Le podologue de u-run, Philippe Prido, nous a contacté pour savoir ce que nous pensions du minimalisme et savoir pourquoi cette façon de courir était rarement évoquée sur u-run. Nous lui avons répondu que nous avions notre avis personnel qui n’engageait ni la rédaction de u-run, ni i-run et qu’il ne fallait pas mélanger les casquettes : il y a d’un côté l’avis et les connaissances de chaque rédacteur au sujet du minimalisme et de l’autre, la voix officielle du blog et de la boutique en ligne, qui n’est ni pour, ni contre.
Le podologue de u-run, Philippe Prido, l’a très bien compris et c’est bien en sa qualité d’expert qu’il nous a proposé son analyse que nous publions telle quelle.
Pour résumer la pensée de Phlippe Prido voilà ce que nous pouvons dire sur le minimalisme :
Il est vrai que l’homme, depuis des milliers d’années s’est déplacé sans chaussures et que le pied est un ensemble aux fonctions multiples et complexes et il est indéniable que le port de la chaussure dissipe un grand nombre d’informations.
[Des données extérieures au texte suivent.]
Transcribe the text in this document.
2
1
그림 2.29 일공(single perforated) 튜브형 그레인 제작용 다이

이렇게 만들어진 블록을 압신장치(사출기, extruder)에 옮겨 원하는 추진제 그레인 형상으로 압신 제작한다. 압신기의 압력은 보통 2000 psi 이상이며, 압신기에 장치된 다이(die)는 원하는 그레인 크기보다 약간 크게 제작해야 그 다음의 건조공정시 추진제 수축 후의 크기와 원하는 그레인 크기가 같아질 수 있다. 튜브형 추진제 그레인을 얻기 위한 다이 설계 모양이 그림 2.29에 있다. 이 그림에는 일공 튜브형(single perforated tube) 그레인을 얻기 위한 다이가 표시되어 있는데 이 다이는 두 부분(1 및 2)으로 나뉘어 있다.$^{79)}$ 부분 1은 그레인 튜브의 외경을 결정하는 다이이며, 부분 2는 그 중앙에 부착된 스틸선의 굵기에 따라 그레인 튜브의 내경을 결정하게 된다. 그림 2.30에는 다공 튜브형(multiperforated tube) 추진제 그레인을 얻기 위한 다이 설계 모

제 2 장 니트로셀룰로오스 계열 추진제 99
Néanmoins, notre environnement a changé depuis ces milliers d’années, l’environnement est devenu hostile à la pratique du barefoot, notre épiderme est devenu lisse et fragile.
La pratique du barefoot peut convenir aux personnes ayant une marche « normale » et aux runners soucieux d’améliorer leur foulée par des exercices complémentaires, à plat, sur distances modérées, et en compétition.
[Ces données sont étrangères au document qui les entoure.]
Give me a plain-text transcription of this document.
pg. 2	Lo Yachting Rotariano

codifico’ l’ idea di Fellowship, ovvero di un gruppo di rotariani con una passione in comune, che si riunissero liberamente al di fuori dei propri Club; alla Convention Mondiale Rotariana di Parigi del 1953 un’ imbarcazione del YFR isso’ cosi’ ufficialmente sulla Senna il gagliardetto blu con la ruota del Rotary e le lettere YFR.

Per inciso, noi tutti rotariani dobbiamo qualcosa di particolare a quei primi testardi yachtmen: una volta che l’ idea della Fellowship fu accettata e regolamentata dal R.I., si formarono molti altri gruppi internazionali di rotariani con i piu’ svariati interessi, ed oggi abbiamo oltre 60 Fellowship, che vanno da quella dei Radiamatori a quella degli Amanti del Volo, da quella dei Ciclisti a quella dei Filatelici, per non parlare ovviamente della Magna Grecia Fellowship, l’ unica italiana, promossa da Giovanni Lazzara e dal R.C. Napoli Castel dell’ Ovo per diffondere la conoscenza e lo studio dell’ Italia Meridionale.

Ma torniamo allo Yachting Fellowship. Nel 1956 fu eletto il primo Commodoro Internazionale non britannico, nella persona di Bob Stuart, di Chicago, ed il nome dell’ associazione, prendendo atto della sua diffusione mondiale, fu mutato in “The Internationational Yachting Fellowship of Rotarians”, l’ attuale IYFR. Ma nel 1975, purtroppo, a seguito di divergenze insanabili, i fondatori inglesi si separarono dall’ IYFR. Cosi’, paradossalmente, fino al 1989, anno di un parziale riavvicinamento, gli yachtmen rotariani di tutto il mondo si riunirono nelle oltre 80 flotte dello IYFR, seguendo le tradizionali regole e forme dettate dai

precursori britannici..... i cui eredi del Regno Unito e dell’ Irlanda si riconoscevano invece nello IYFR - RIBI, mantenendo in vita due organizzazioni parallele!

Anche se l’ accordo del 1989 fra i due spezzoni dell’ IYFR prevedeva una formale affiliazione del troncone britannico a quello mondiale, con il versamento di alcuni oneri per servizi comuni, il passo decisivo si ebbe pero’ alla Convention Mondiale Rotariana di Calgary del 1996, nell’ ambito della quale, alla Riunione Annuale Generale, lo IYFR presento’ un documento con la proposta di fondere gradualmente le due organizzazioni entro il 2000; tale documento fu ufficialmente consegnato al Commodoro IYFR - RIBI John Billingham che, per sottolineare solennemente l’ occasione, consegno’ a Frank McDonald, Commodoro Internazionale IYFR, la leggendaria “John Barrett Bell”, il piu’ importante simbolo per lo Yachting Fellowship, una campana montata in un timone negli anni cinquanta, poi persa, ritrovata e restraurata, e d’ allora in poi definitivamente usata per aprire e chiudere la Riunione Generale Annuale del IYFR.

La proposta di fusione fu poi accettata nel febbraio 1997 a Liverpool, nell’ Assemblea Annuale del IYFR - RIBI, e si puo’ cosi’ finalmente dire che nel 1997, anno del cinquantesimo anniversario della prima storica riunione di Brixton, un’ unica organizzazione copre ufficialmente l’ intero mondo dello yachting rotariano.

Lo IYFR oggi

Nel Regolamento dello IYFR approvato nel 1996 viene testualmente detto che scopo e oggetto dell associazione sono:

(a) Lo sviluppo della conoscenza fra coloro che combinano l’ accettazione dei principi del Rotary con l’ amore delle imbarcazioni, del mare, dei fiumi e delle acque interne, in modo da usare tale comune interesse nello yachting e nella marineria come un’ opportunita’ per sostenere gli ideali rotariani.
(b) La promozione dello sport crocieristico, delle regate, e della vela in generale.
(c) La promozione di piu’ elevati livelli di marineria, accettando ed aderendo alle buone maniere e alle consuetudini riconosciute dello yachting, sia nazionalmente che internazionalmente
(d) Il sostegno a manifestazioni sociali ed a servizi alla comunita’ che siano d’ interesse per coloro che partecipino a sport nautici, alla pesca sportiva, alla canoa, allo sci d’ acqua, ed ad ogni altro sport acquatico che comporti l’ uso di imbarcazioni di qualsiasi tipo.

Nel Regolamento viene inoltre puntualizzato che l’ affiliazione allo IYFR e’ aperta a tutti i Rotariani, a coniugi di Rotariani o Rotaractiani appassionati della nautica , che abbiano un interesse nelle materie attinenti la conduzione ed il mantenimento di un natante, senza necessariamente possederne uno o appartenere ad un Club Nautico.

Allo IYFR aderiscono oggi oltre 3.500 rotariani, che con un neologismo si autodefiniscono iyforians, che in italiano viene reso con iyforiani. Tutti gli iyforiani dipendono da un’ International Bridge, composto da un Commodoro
Enfin, il est indéniable que depuis que cette nouvelle façon de courir a vu le jour les marques présentent de plus en plus de modèles innovants et que chacun peut y trouver son compte. Nous vous présenterons demain les différents modèles « minimalistes friendly » en vente sur i-run.
Maintenant, pour en savoir plus, nous vous laissons lire le dossier de Philippe Prido.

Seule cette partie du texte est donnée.